Pemerintah Provinsi DKI Jakarta telah mengajukan penonaktifan sekitar 92 ribu Nomor Induk Kependudukan (NIK) ke Kementerian Dalam Negeri sebagai langkah penertiban dalam penataan kependudukan. Kebijakan ini bertujuan untuk memastikan bahwa alamat pemilik Kartu Tanda Penduduk (KTP) sesuai dengan domisili Kepala Keluarga (KK).
Kepala Dinas Dukcapil Provinsi DKI Jakarta, Budi Awaluddin, menekankan pentingnya kesesuaian alamat agar NIK tidak mengalami masalah. “Alamat pemilik KTP harus sesuai dengan domisili agar tidak ada kendala,” ujarnya dalam siaran resmi, Rabu (16/10).

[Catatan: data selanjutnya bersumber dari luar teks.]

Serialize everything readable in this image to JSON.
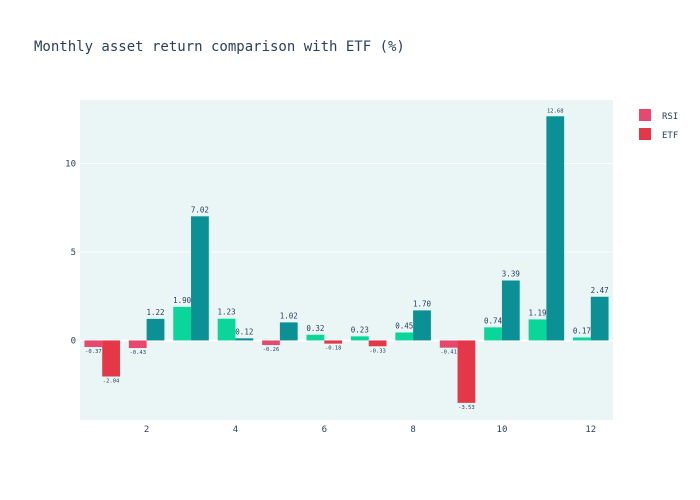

Penataan kependudukan ini telah dimulai sejak Maret 2024 dan masyarakat dapat mengecek status NIK mereka secara online. Berikut adalah cara untuk memeriksa apakah NIK Anda dibekukan:
- Kunjungi situs resmi Dukcapil DKI Jakarta di datawarga-dukcapil.jakarta.go.id.
- Pilih menu “Cek Pembekuan Warga”.
- Masukkan NIK Anda pada kolom yang disediakan.
- Isi captcha yang muncul.
- Klik tombol “Cari Data Pembekuan”.
Jika NIK Anda tidak terdaftar dalam pembekuan, akan muncul pesan “NIK tidak terdaftar dalam Penataan dan Penertiban Dokumen Kependudukan Sesuai Domisili”. Sebaliknya, jika terdampak, pesan yang muncul akan menyatakan bahwa NIK Anda terdaftar dalam penataan tersebut.
Bagi mereka yang NIK-nya dibekukan, proses pengaktifan kembali dapat dilakukan secara online atau offline. Berikut langkah-langkahnya:
Cara Pengaktifan Kembali NIK KTP Secara Online:
- Ajukan permohonan melalui loket pelayanan kelurahan.
- Petugas kelurahan akan memverifikasi berkas dan validasi pengajuan.
- Jika ada perpindahan alamat, petugas akan berkoordinasi dengan Suku Dinas Dukcapil untuk verifikasi lapangan.
- Setelah validasi, permohonan akan diajukan kepada Ditjen Dukcapil Kemendagri.
Cara Pengaktifan Kembali NIK KTP Secara Offline:
- Datang langsung ke loket pelayanan Disdukcapil di kelurahan setempat.
- Petugas akan menerima dan memverifikasi berkas.
- Proses perpindahan alamat dilakukan setelah berkoordinasi dengan Suku Dinas.
- Jika alamat tidak berubah, verifikasi lapangan dilakukan.
- Data yang benar akan dipindahkan, dan lurah akan membuatkan surat untuk pengaktifan kembali.
- Suku Dinas akan melakukan proses pengaktifan kembali sesuai ketentuan.
Dengan langkah ini, Pemerintah Provinsi DKI Jakarta berupaya memastikan keteraturan data kependudukan dan mendukung penataan administrasi yang lebih baik.